Yesterday the results were better, but it was still a struggle. In this case, I was mostly wrestling with a system I know, but that I don’t really get. We’re playing a weak NT and whenever one opens 1♣ or 1♦ it is either a strong NT (15-17 HCP) or an unbalanced hand that is likely to be weak. That’s all fine. The part that throws me is the rebid by opener when there is competition. With no fit and no interference, rebidding 1NT with the big hand and 2♣/♦ with the weak, shapely hand makes perfect sense. But here’s a hand from yesterday:

♠ xx
♥ AQxx
♦ xx
♣ KQTxx

It seems pretty clear to me that this hand should be opened (especially at favorable vulnerability) and that it is better opened 1♣ than 1NT. So the auction went:

1♣-(1♦)-X-(1♠)-
?

Partner had made it very clear that any bid including raising hearts or passing at this juncture would show the 15-17 NT type hand so my only option was to bid 2♣ which goes against every instinct I have. Not surprisingly the bidding continued:

1♣-(1♦)-X-(1♠)-
2♣- All Pass

And, of course, I end up playing in the 5-1 club fit instead of the 4-4 heart fit. Regardless of the fact that 2♣ made giving us a top (other pairs were in 3♥ off one), and partner confirmed after the fact that my bid was systemically correct, 2♣ just isn’t where I want to play that hand.

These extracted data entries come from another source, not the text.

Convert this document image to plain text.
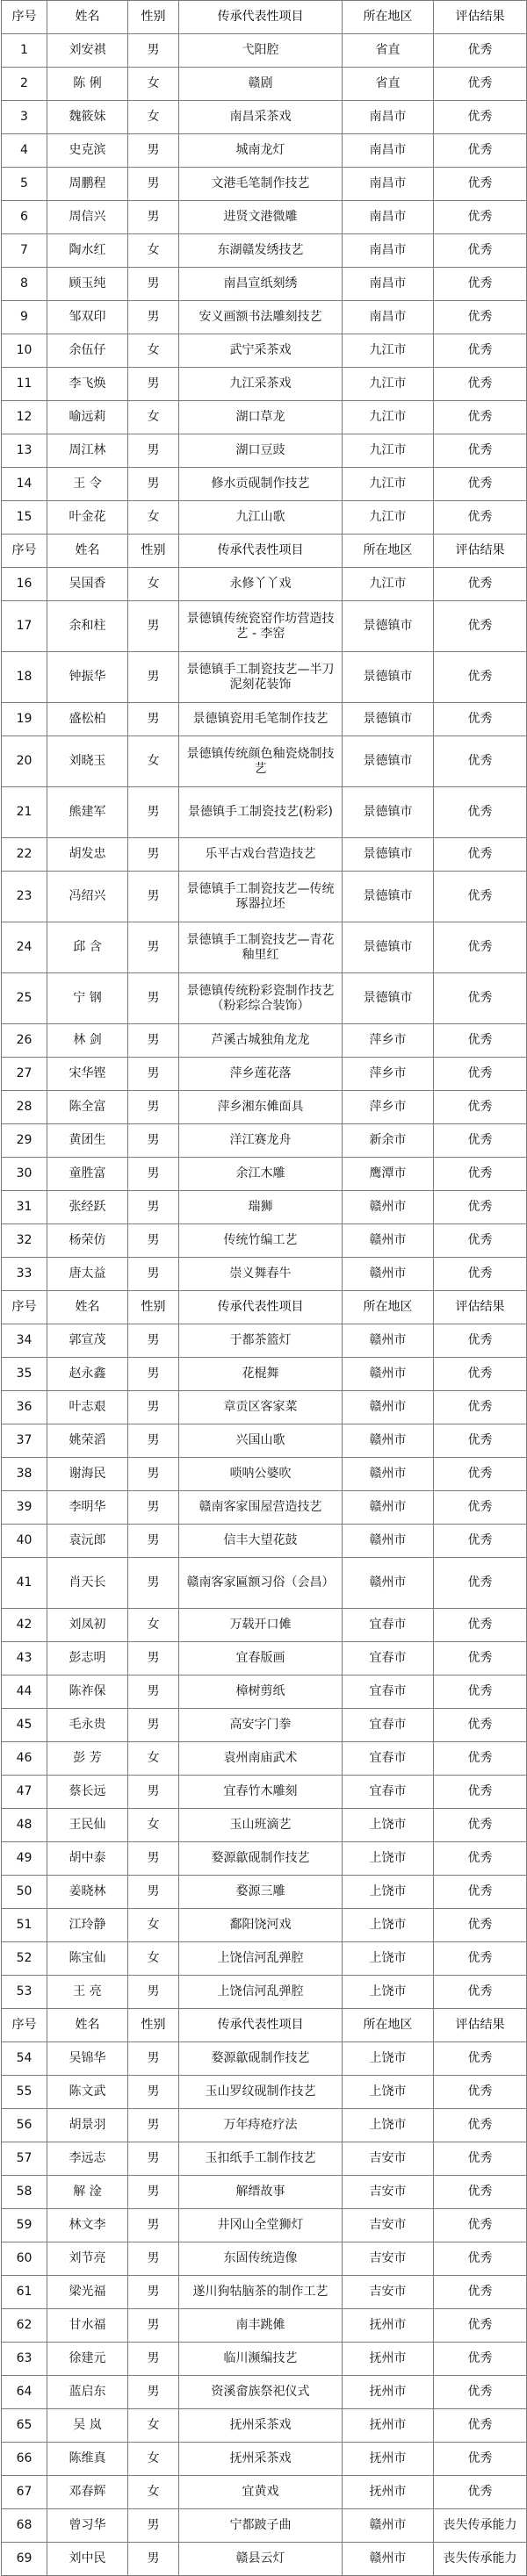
序号	姓名	性别	传承代表性项目	所在地区	评估结果
1	刘安祺	男	弋阳腔	省直	优秀
2	陈 俐	女	赣剧	省直	优秀
3	魏筱妹	女	南昌采茶戏	南昌市	优秀
4	史克滨	男	城南龙灯	南昌市	优秀
5	周鹏程	男	文港毛笔制作技艺	南昌市	优秀
6	周信兴	男	进贤文港微雕	南昌市	优秀
7	陶水红	女	东湖赣发绣技艺	南昌市	优秀
8	顾玉纯	男	南昌宣纸刻绣	南昌市	优秀
9	邹双印	男	安义画额书法雕刻技艺	南昌市	优秀
10	余伍仔	女	武宁采茶戏	九江市	优秀
11	李飞焕	男	九江采茶戏	九江市	优秀
12	喻远莉	女	湖口草龙	九江市	优秀
13	周江林	男	湖口豆豉	九江市	优秀
14	王 令	男	修水贡砚制作技艺	九江市	优秀
15	叶金花	女	九江山歌	九江市	优秀
序号	姓名	性别	传承代表性项目	所在地区	评估结果
16	吴国香	女	永修丫丫戏	九江市	优秀
17	余和柱	男	景德镇传统瓷窑作坊营造技艺 - 李窑	景德镇市	优秀
18	钟振华	男	景德镇手工制瓷技艺—半刀泥刻花装饰	景德镇市	优秀
19	盛松柏	男	景德镇瓷用毛笔制作技艺	景德镇市	优秀
20	刘晓玉	女	景德镇传统颜色釉瓷烧制技艺	景德镇市	优秀
21	熊建军	男	景德镇手工制瓷技艺(粉彩)	景德镇市	优秀
22	胡发忠	男	乐平古戏台营造技艺	景德镇市	优秀
23	冯绍兴	男	景德镇手工制瓷技艺—传统琢器拉坯	景德镇市	优秀
24	邱 含	男	景德镇手工制瓷技艺—青花釉里红	景德镇市	优秀
25	宁 钢	男	景德镇传统粉彩瓷制作技艺（粉彩综合装饰）	景德镇市	优秀
26	林 剑	男	芦溪古城独角龙龙	萍乡市	优秀
27	宋华铿	男	萍乡莲花落	萍乡市	优秀
28	陈全富	男	萍乡湘东傩面具	萍乡市	优秀
29	黄团生	男	洋江赛龙舟	新余市	优秀
30	童胜富	男	余江木雕	鹰潭市	优秀
31	张经跃	男	瑞狮	赣州市	优秀
32	杨荣仿	男	传统竹编工艺	赣州市	优秀
33	唐太益	男	崇义舞春牛	赣州市	优秀
序号	姓名	性别	传承代表性项目	所在地区	评估结果
34	郭宣茂	男	于都茶篮灯	赣州市	优秀
35	赵永鑫	男	花棍舞	赣州市	优秀
36	叶志艰	男	章贡区客家菜	赣州市	优秀
37	姚荣滔	男	兴国山歌	赣州市	优秀
38	谢海民	男	唢呐公婆吹	赣州市	优秀
39	李明华	男	赣南客家围屋营造技艺	赣州市	优秀
40	袁沅郎	男	信丰大望花鼓	赣州市	优秀
41	肖天长	男	赣南客家匾额习俗（会昌）	赣州市	优秀
42	刘凤初	女	万载开口傩	宜春市	优秀
43	彭志明	男	宜春版画	宜春市	优秀
44	陈祚保	男	樟树剪纸	宜春市	优秀
45	毛永贵	男	高安字门拳	宜春市	优秀
46	彭 芳	女	袁州南庙武术	宜春市	优秀
47	蔡长远	男	宜春竹木雕刻	宜春市	优秀
48	王民仙	女	玉山班滴艺	上饶市	优秀
49	胡中泰	男	婺源歙砚制作技艺	上饶市	优秀
50	姜晓林	男	婺源三雕	上饶市	优秀
51	江玲静	女	鄱阳饶河戏	上饶市	优秀
52	陈宝仙	女	上饶信河乱弹腔	上饶市	优秀
53	王 亮	男	上饶信河乱弹腔	上饶市	优秀
序号	姓名	性别	传承代表性项目	所在地区	评估结果
54	吴锦华	男	婺源歙砚制作技艺	上饶市	优秀
55	陈文武	男	玉山罗纹砚制作技艺	上饶市	优秀
56	胡景羽	男	万年痔疮疗法	上饶市	优秀
57	李远志	男	玉扣纸手工制作技艺	吉安市	优秀
58	解 淦	男	解缙故事	吉安市	优秀
59	林文李	男	井冈山全堂狮灯	吉安市	优秀
60	刘节亮	男	东固传统造像	吉安市	优秀
61	梁光福	男	遂川狗牯脑茶的制作工艺	吉安市	优秀
62	甘水福	男	南丰跳傩	抚州市	优秀
63	徐建元	男	临川濒编技艺	抚州市	优秀
64	蓝启东	男	资溪畲族祭祀仪式	抚州市	优秀
65	吴 岚	女	抚州采茶戏	抚州市	优秀
66	陈维真	女	抚州采茶戏	抚州市	优秀
67	邓春辉	女	宜黄戏	抚州市	优秀
68	曾习华	男	宁都跛子曲	赣州市	丧失传承能力
69	刘中民	男	赣县云灯	赣州市	丧失传承能力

On an unrelated note, when I first came across a reference to 5-suited bridge I was immediately intrigued. The possibilities for the extra bidding room are particularly interesting to me. Recently on eBay I won an auction for a “Royal” suit that was produced to be added to a regular deck of cards specifically for the purpose of playing five-suited bridge:

Royal Suit for Five-Suited Bridge

I think these are pretty neat. Of course now I want to track down a deck of cards produced by that company with the same back as these, even though I’m not likely to ever play with them, in part because doing so will help me narrow down just when these might have been produced. The work of a collector is never done.

Speaking of bridge oddities, for the bridge hostess who has everything:

I know what you’re thinking, “Are those 80 year old sugar cubes shaped like playing card symbols?” Yes, yes they are.

I find myself perusing eBay looking for pieces of bridge ephemera, tangible evidence of a bygone era in which everyone and their mother played bridge.

I just won an auction for a piece that I especially like, a wirephoto of a televised bridge game:

I adore that there is a distant predecessor of the VuGraph in the background. This also strikes me as a particularly poignant testament to a time when bridge was popular enough that there might be some interest in televising a match. This isn’t quite like ESPN showing Scrabble championships as this particular photograph dates from 1957, an era well prior to the existence of hundreds of cable channels. I should note that Championship Bridge with Charles Goren was on the air from 1959 to 1964.